Article

Tribunal de première instance Bruxelles, 15/12/2011, R.D.C.-T.B.H., 2013/7, p. 663-666

Tribunal de première instance de Bruxelles 15 décembre 2011

SAISIE ET EXECUTION
Saisie-arrêt conservatoire - Saisie-arrêt bancaire - Déclaration de tiers saisi - Obligation de mentionner le solde débiteur irrégulier d'un compte bancaire (non)
Si le compte bancaire (unique) saisi présente un solde débiteur, la saisie est sans objet. Un solde débiteur irrégulier peut être assimilé à un crédit forcé. La banque devient, du fait de ce crédit (forcé) créancière et non débitrice du saisi. Il n'y a pas d'obligation pour la banque tiers saisi de faire figurer le solde débiteur dans la déclaration de tiers saisi.
BESLAG EN EXECUTIE
Bewarend beslag onder derden - Bankbeslag - Verklaring van derde beslagene - Geen verplichting het (onregelmatig) debetsaldo te vermelden
Indien de (enige) rekening debiteur is, is het beslag zonder voorwerp. Een onregelmatige debetstand kan worden gelijkgesteld met een afgedwongen krediet. De bank wordt door dit (afgedwongen) krediet de schuldeiser en niet de schuldenaar van de beslagene. De bank derde-beslagene moet het debetsaldo niet vermelden in de verklaring van derde beslagene.

M.T. / SA Fortis Banque

Siég.: C. Heilporn (juge des saisies)
Pl.: Mes J. Toro et J. Linsmeau

En cette cause tenue en délibéré le 20 octobre 2011, le juge des saisies prononce son jugement;

Vu les pièces de la procédure, et notamment:

- l'exploit introductif d'instance signifié le 14 février 2011 par exploit de l'huissier de justice Th. Van Diest de résidence à Ixelles;

- l'ordonnance prononcée le 24 février 2011 en application de l'article 747 du Code judiciaire;

- les conclusions de la partie M.T. déposées le 24 juin 2011 et le 26 août 2011;

- les conclusions de la partie SA Fortis Banque déposées le 29 avril 2011, le 28 juillet 2011 et le 16 septembre 2011;

- la requête en réouverture des débats déposée le 16 novembre 2011;

- les observations du 25 novembre 2011;

Entendu les conseils des parties en leurs dires et moyens à l'audience publique du 20 octobre 2011;

1. Objet de l'action

La demande tend, à titre principal, à entendre condamner la SA Fortis Banque, en sa qualité de tiers saisi débiteur pur et simple, à payer à M. M. les sommes de 385.285,33 EUR selon compte arrêté au 31 décembre 2010 et de 1.295,74 EUR à titre de rente mensuelle à dater du présent jugement et jusqu'à son décès et, à titre subsidiaire, à voir réserver à statuer sur la demande dans l'attente du jugement en interprétation du tribunal de grande instance de Kinshasa/Gombe à intervenir.

2. Antécédents

M. M. a été employé par la société CIZA en République Démocratique du Congo (RDC).
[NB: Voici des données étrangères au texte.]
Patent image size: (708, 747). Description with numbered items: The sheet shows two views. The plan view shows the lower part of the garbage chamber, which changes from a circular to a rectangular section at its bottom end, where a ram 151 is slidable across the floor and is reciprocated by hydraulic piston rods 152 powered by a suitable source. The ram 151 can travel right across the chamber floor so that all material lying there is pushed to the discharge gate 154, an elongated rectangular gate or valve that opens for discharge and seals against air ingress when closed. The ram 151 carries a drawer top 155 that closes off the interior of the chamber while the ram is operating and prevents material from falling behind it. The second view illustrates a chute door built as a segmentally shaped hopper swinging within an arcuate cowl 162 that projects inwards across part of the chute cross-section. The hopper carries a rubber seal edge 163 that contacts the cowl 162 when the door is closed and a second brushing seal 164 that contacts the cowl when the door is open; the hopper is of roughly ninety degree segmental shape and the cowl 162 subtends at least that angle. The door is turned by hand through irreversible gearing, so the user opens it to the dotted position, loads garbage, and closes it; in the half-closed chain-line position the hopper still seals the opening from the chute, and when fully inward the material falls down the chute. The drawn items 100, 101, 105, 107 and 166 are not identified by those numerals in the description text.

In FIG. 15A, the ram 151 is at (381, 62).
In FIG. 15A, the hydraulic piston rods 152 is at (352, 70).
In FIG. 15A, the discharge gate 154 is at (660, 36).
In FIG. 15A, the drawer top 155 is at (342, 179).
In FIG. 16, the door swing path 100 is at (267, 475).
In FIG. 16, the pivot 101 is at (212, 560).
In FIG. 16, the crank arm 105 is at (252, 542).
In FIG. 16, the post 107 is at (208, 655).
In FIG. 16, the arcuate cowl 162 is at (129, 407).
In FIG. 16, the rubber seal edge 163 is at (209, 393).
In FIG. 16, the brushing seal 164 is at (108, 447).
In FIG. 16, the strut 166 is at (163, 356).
Le 19 décembre 1994, l'administrateur général de la CIZA, M. G., signa un document aux termes duquel il était prévu que suite à l'accident de la circulation dont avait été victime M. M., il avait été décidé “de mettre fin au contrat de travail qui le liait à la société” et, “de lui assurer une allocation mensuelle de 52.270 FB payables en équivalents zaïres à la fin de chaque mois. En cas de décès, cette allocation sera assurée à la veuve et aux orphelins”.

Il semble que cette rente ait été payée pendant plusieurs mois mais que ces paiements cessèrent à la fin de l'année 1995.

Le 31 juillet 1996, M. M. cita la CIZA devant le tribunal de grande instance de Kinshasa/Gombe en paiement de ladite rente.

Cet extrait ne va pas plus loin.